Conversely, a loss to the Eagles this weekend would almost assure that the Cowboys can't win the division. Philadelphia is currently 3-0 in the NFC East, while Dallas is 2-2. By winning the rematch, the Eagles would complete a season sweep of the series, and they'd guarantee themselves a better division record. The only way the Cowboys can win the division if they lose this game is by winning the final two, and having Philly lose to both Washington and New York to close out the season.
Either way, there's still no escaping a pretty scary fact: if the Cowboys lose another game, they'll probably need some help to make the playoffs. The best way for Dallas to make the playoffs at 11-5 would be if either the Lions or Seahawks lose two of the remaining three games.
That's not an extraordinary ask, if you look at the schedules. Detroit finishes its season with a home game against Minnesota, followed by back-to-back road trips to Chicago and Green Bay. Seattle finishes with a home game against San Francisco, a road trip to Arizona and a home finale against St. Louis.
Like the Cowboys, Detroit has two road trips remaining. The Seahawks are at home twice, but both Detroit and Seattle finish their seasons entirely against divisional rivals. Crazier things have happened.
If the Lions and Seahawks aren't willing to help out, the Cowboys could also look toward the Cardinals. Arizona was on a two-game losing streak and was in danger of losing its playoff hold until Sunday, when the Cardinals held off the Chiefs at home.

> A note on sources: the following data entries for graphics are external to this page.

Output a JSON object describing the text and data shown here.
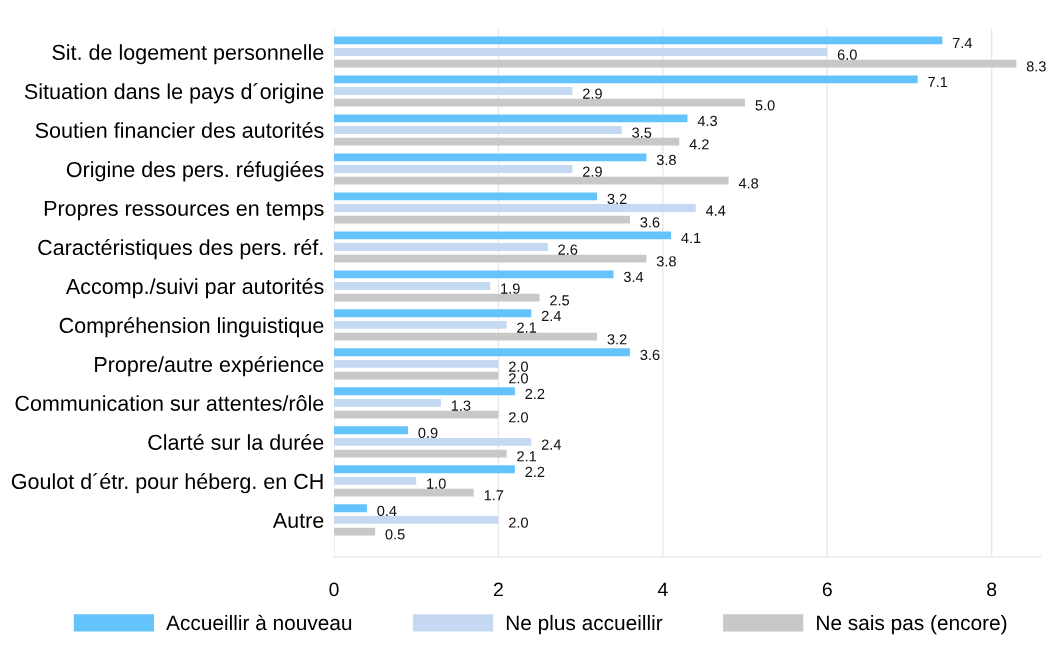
{
  "chart_data": {
    "type": "bar",
    "orientation": "horizontal",
    "categories": [
      "Sit. de logement personnelle",
      "Situation dans le pays d´origine",
      "Soutien financier des autorités",
      "Origine des pers. réfugiées",
      "Propres ressources en temps",
      "Caractéristiques des pers. réf.",
      "Accomp./suivi par autorités",
      "Compréhension linguistique",
      "Propre/autre expérience",
      "Communication sur attentes/rôle",
      "Clarté sur la durée",
      "Goulot d´étr. pour héberg. en CH",
      "Autre"
    ],
    "series": [
      {
        "name": "Accueillir à nouveau",
        "color": "#65c3fb",
        "values": [
          7.4,
          7.1,
          4.3,
          3.8,
          3.2,
          4.1,
          3.4,
          2.4,
          3.6,
          2.2,
          0.9,
          2.2,
          0.4
        ],
        "value_labels": [
          "7.4",
          "7.1",
          "4.3",
          "3.8",
          "3.2",
          "4.1",
          "3.4",
          "2.4",
          "3.6",
          "2.2",
          "0.9",
          "2.2",
          "0.4"
        ]
      },
      {
        "name": "Ne plus accueillir",
        "color": "#c6d9f2",
        "values": [
          6.0,
          2.9,
          3.5,
          2.9,
          4.4,
          2.6,
          1.9,
          2.1,
          2.0,
          1.3,
          2.4,
          1.0,
          2.0
        ],
        "value_labels": [
          "6.0",
          "2.9",
          "3.5",
          "2.9",
          "4.4",
          "2.6",
          "1.9",
          "2.1",
          "2.0",
          "1.3",
          "2.4",
          "1.0",
          "2.0"
        ]
      },
      {
        "name": "Ne sais pas (encore)",
        "color": "#c8c8c9",
        "values": [
          8.3,
          5.0,
          4.2,
          4.8,
          3.6,
          3.8,
          2.5,
          3.2,
          2.0,
          2.0,
          2.1,
          1.7,
          0.5
        ],
        "value_labels": [
          "8.3",
          "5.0",
          "4.2",
          "4.8",
          "3.6",
          "3.8",
          "2.5",
          "3.2",
          "2.0",
          "2.0",
          "2.1",
          "1.7",
          "0.5"
        ]
      }
    ],
    "xlim": [
      0,
      8.6
    ],
    "xticks": [
      0,
      2,
      4,
      6,
      8
    ],
    "grid": "x",
    "legend": "bottom"
  }
}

Now sitting at 10-3, Arizona also has three-straight division games – two of them on the road – and there is some work to be done in order to hold off the surging Seahawks. They play at St. Louis this coming Thursday before a home date with Seattle, and then they finish on the road against San Francisco.
If the Cardinals lose out and the Cowboys finish 2-1 down the stretch, it shouldn't matter what Philadelphia, Seattle and Detroit do – that should be enough to push Dallas into the playoffs.
It's theoretically possible that the Cowboys can also make the playoffs if they finish 10-6, but it'd likely require multiple losses from multiple teams. It's sad to say, but it doesn't seem likely that a 1-2 finish down this three-game stretch will be good enough for this team.
Like I said, it's all irrelevant if the Cowboys win out – that's the easiest scenario of all. If they don't, though, it's going to be an agonizing wait to see who gets in.